COSTA RICA NEWS – The Colegio de Ingenieros y Arquitectos de Costa Rica (CFIA) is proposing the construction of a metro (subway) connecting San José to Desamparados and Guadalupe, streamlining public transport in San José’s metropolitan area.
The first of the three lines proposed by the CFIA would cost US$600 million dollars and be ready in 2021, to meet the country’s carbon neutrality goal and in celebration of the 200th anniversary of independence, CFIA president Max Umaña announced on the radio program, Nuestra Voz.
Max Umaña, said that a committee of five engineers was created 11 months ago, to analyze the feasibility of a building a subway for San José.
According to Umaña, the choice of first connecting the areas of Desamaparados, Guadalupe and San José is based on being the most populated of the metropolitan area. The other three subways lines the CFIA proposes would link San José to Curridabat, San Pedro, Pavas, Alajuelita, La Uruca and Tibás.
According to the president of the CFIA, a subway would reduce travel time between Desamaparados and Guadalupe from an hour to ten minutes.
“We think San José should have a first class transportation system. People spend much of their life and time travelling from one place to another. If we execute this plan it will result in more production time and more time for people to spend with their families and less stress,” said Umaña.
Erick Bogantes, engineer and representing the Colegio de Ingenieros Eléctricos, Mecánicos and Industriales, said that they have met with Guillermo Santana, president of the Instituto Costarricense de Ferrocarriles (Incofer) and later this month will be meeting with the ministro de Obras Públicas y Transportes (MOPT), Carlos Segnini, to discuss the viability of the plan.

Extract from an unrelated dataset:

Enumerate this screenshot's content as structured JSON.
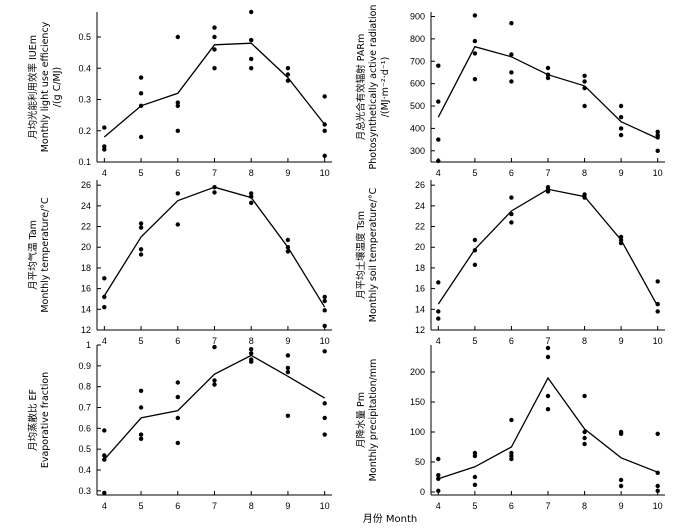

Segnini says he supports the construction of a subway that is necessary to decongest the capital and is positive on the CFIA plan.

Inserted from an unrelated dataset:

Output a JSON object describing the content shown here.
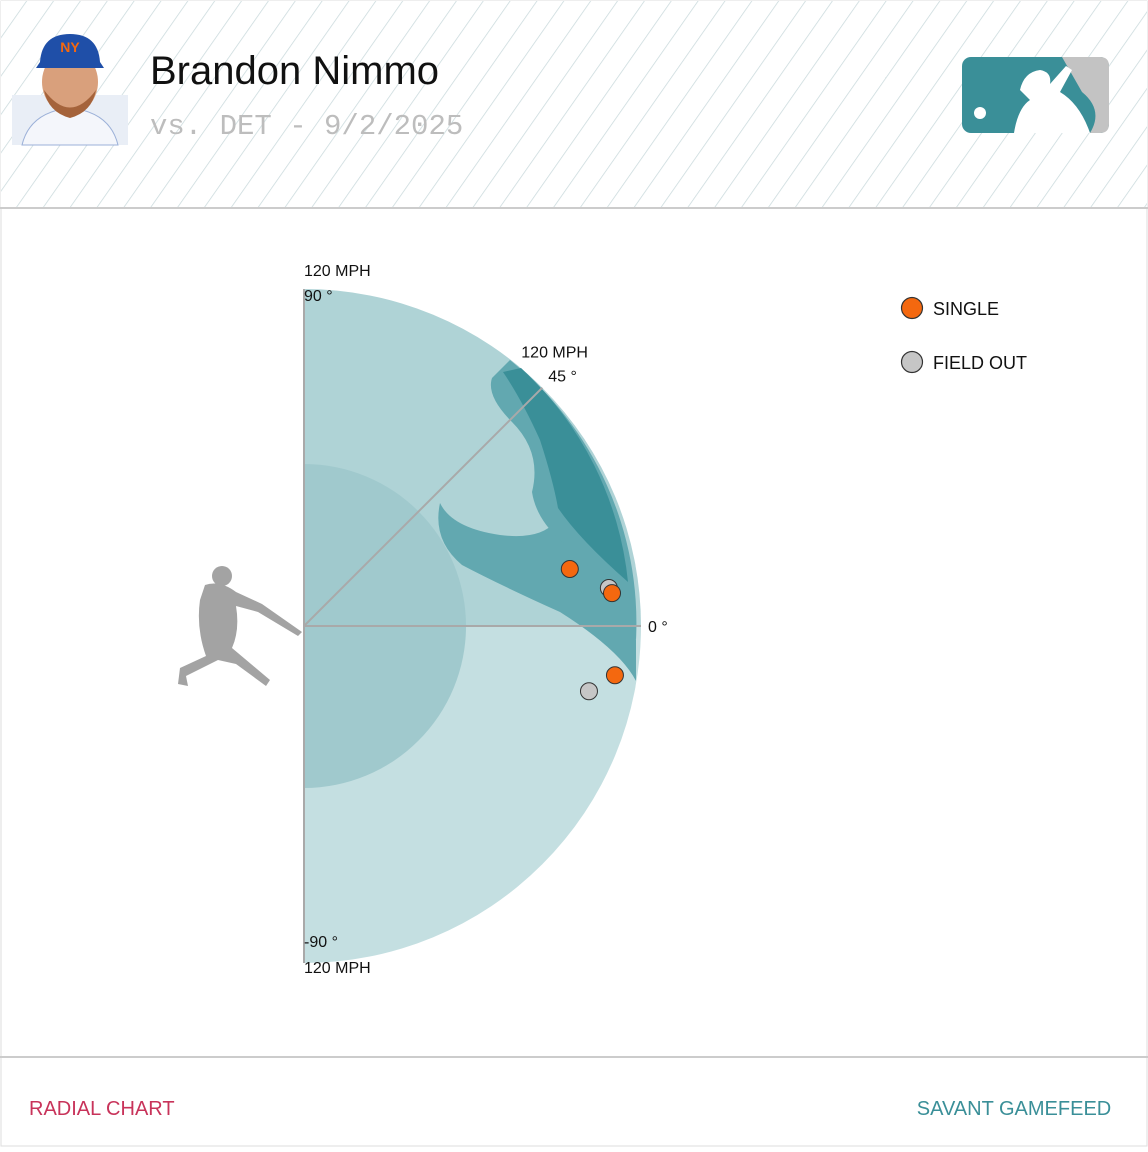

“I’ll sit down and talk to them. If we are able to build a subway, Costa Ricans would be very happy,” Segnini told Amelia Rueda, host of Nuestra Voz.
Last April, Panama was the first Central American country to inaugurate a subway to alleviate the booming that country’s capital dreadful traffic. But critics say the US$2 billion spent on the 14-kilometre rail line would have been better used building a higher-capacity surface transport network and expanded bus system.